Andy Murray offered Great Britain its first Davis Cup title since 1936 at Ghent’s Flanders Expo on Sunday after final win over Belgium and David Goffin with a strong 6-3 7-5 6-3 victory.
It happened this Sunday, with Great Britain now holding its 10th Davis Cup after last title 79 years ago. An extraordinary atmosphere warming at Ghent’s Flanders Expo full with its thousands of baying Belgians and a hundred of British fans did not stop Murray from overcoming his opponent with a brilliant 3 sets final win, giving visitors a definitive 3-1 lead.

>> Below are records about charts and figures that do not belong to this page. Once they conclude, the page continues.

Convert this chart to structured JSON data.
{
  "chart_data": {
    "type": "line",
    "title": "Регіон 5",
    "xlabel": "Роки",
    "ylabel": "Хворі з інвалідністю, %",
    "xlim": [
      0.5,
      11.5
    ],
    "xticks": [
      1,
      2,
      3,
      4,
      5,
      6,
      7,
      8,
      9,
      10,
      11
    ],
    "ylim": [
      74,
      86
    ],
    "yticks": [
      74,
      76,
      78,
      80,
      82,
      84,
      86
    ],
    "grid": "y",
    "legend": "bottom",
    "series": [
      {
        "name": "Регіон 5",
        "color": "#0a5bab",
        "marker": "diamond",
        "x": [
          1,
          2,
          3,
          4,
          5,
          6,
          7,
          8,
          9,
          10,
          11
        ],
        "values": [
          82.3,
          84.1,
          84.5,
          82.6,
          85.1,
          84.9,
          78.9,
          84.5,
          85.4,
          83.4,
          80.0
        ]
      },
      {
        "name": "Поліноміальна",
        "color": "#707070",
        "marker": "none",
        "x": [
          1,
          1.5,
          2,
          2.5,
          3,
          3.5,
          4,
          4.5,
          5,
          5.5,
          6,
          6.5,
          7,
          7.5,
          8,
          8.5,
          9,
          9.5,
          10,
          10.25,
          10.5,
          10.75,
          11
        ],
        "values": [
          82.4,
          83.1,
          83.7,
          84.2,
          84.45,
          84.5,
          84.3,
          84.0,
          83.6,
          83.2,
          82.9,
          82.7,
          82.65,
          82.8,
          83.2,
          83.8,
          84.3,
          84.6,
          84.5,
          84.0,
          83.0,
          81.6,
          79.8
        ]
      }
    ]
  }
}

Murray, who is ranked number 2 in the ATP rankings, was forced to play some of his best tennis against a brave opponent who showed resistance until last match point. The 28-year-old Scot offered his country its first title since 1936.

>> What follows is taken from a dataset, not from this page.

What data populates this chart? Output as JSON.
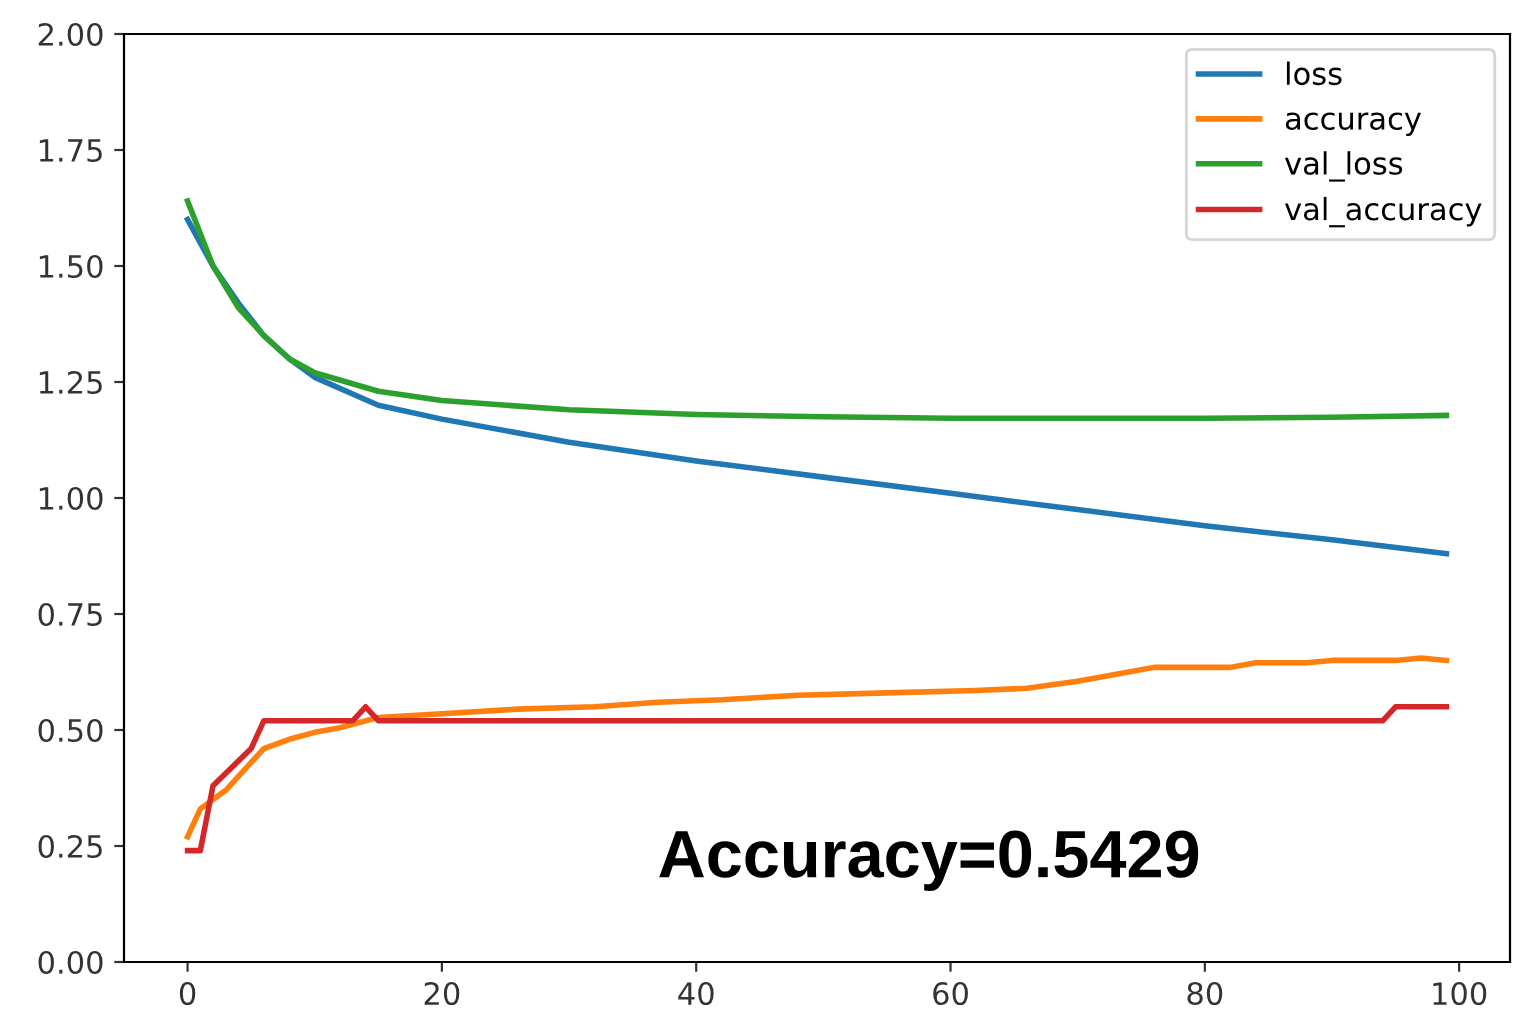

Murray wobbled briefly when he dropped serve early in the third set but he responded to move 5-3 ahead.
The world number two finished the job in a extraordinary match point, hoisting a lob over the stranded Goffin before collapsing on to the court.
Murray was immediately swamped by his team mates, captain Leon Smith and the support staff and was hoisted shoulder high on the court before saluting all British fans who had made the trip.

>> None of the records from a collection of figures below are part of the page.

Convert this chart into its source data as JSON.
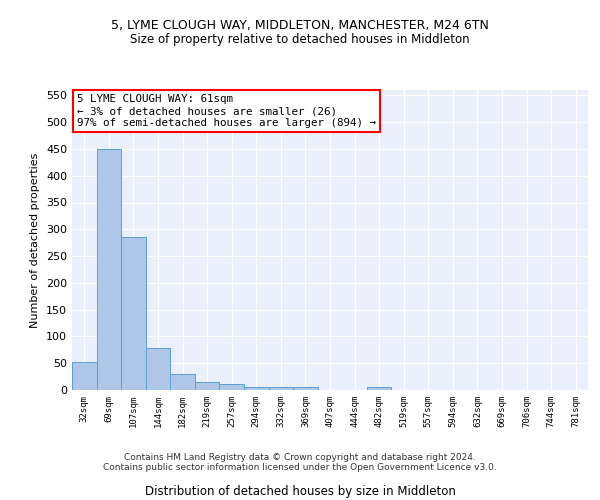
{
  "title1": "5, LYME CLOUGH WAY, MIDDLETON, MANCHESTER, M24 6TN",
  "title2": "Size of property relative to detached houses in Middleton",
  "xlabel": "Distribution of detached houses by size in Middleton",
  "ylabel": "Number of detached properties",
  "bar_labels": [
    "32sqm",
    "69sqm",
    "107sqm",
    "144sqm",
    "182sqm",
    "219sqm",
    "257sqm",
    "294sqm",
    "332sqm",
    "369sqm",
    "407sqm",
    "444sqm",
    "482sqm",
    "519sqm",
    "557sqm",
    "594sqm",
    "632sqm",
    "669sqm",
    "706sqm",
    "744sqm",
    "781sqm"
  ],
  "bar_values": [
    52,
    450,
    285,
    78,
    30,
    15,
    12,
    5,
    5,
    6,
    0,
    0,
    5,
    0,
    0,
    0,
    0,
    0,
    0,
    0,
    0
  ],
  "bar_color": "#aec6e8",
  "bar_edge_color": "#5a9fd4",
  "annotation_text": "5 LYME CLOUGH WAY: 61sqm\n← 3% of detached houses are smaller (26)\n97% of semi-detached houses are larger (894) →",
  "annotation_box_color": "white",
  "annotation_box_edge_color": "red",
  "ylim": [
    0,
    560
  ],
  "yticks": [
    0,
    50,
    100,
    150,
    200,
    250,
    300,
    350,
    400,
    450,
    500,
    550
  ],
  "background_color": "#eaf0fb",
  "footer1": "Contains HM Land Registry data © Crown copyright and database right 2024.",
  "footer2": "Contains public sector information licensed under the Open Government Licence v3.0."
}
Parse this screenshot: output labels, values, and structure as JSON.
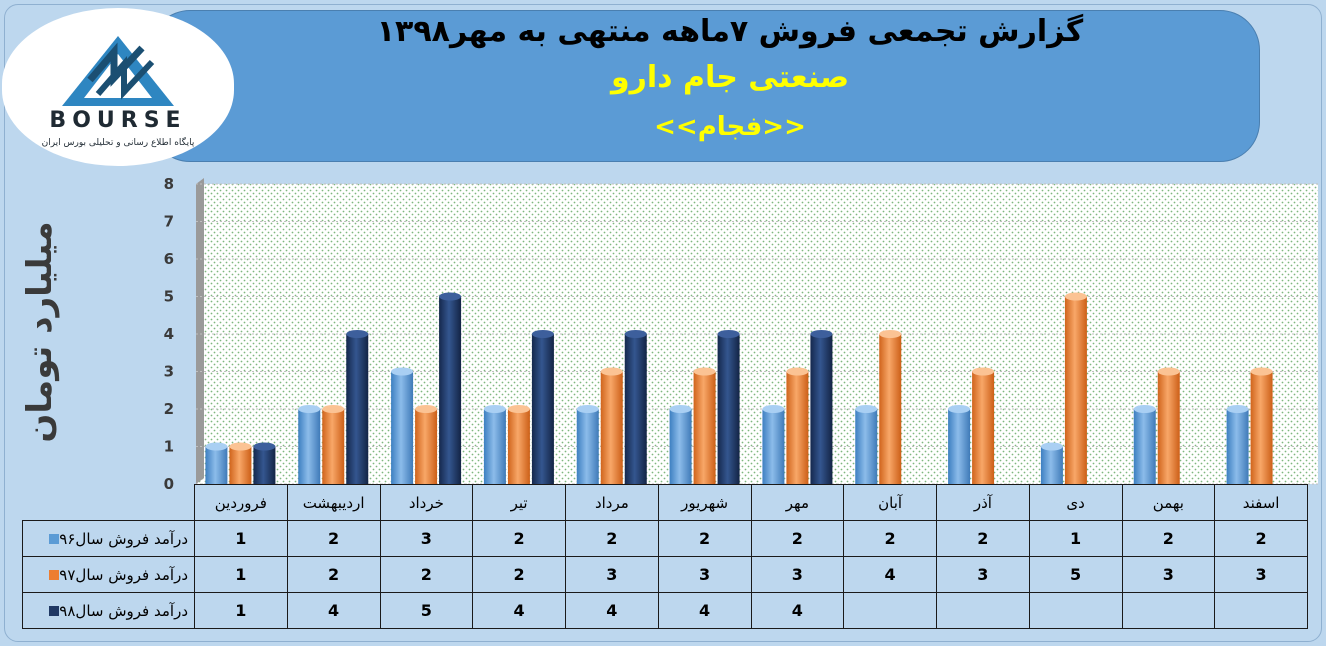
{
  "header": {
    "title_line1": "گزارش تجمعی فروش ۷ماهه منتهی به مهر۱۳۹۸",
    "title_line2": "صنعتی جام دارو",
    "title_line3": "<<فجام>>"
  },
  "logo": {
    "text": "BOURSE",
    "subtitle": "پایگاه اطلاع رسانی و تحلیلی بورس ایران"
  },
  "colors": {
    "series96": "#5b9bd5",
    "series97": "#ed7d31",
    "series98": "#1f3864"
  },
  "chart_data": {
    "type": "bar",
    "ylabel": "میلیارد تومان",
    "ylim": [
      0,
      8
    ],
    "yticks": [
      0,
      1,
      2,
      3,
      4,
      5,
      6,
      7,
      8
    ],
    "categories": [
      "فروردین",
      "اردیبهشت",
      "خرداد",
      "تیر",
      "مرداد",
      "شهریور",
      "مهر",
      "آبان",
      "آذر",
      "دی",
      "بهمن",
      "اسفند"
    ],
    "series": [
      {
        "name": "درآمد فروش سال۹۶",
        "values": [
          1,
          2,
          3,
          2,
          2,
          2,
          2,
          2,
          2,
          1,
          2,
          2
        ]
      },
      {
        "name": "درآمد فروش سال۹۷",
        "values": [
          1,
          2,
          2,
          2,
          3,
          3,
          3,
          4,
          3,
          5,
          3,
          3
        ]
      },
      {
        "name": "درآمد فروش  سال۹۸",
        "values": [
          1,
          4,
          5,
          4,
          4,
          4,
          4,
          null,
          null,
          null,
          null,
          null
        ]
      }
    ],
    "grid": true,
    "legend": "table-bottom"
  }
}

“It’s been an incredible few years,” a very emotional Murray said on court. “I can’t believe we did it, I never thought we would. I play my best tennis when I play for my country.”
Andy Murray became the first man to win three live rubbers in a Davis Cup final since American Pete Sampras in 1995, taking his record in this year’s competition to 11-0.
Britain, with today’s win and first title since 1936, takes their tally to 10.
Belgium started the day with a severe disadvantage needing to win both the reverse singles if they were to pull off a remarkable comeback and win the 115-year-old team competition for the first time in history.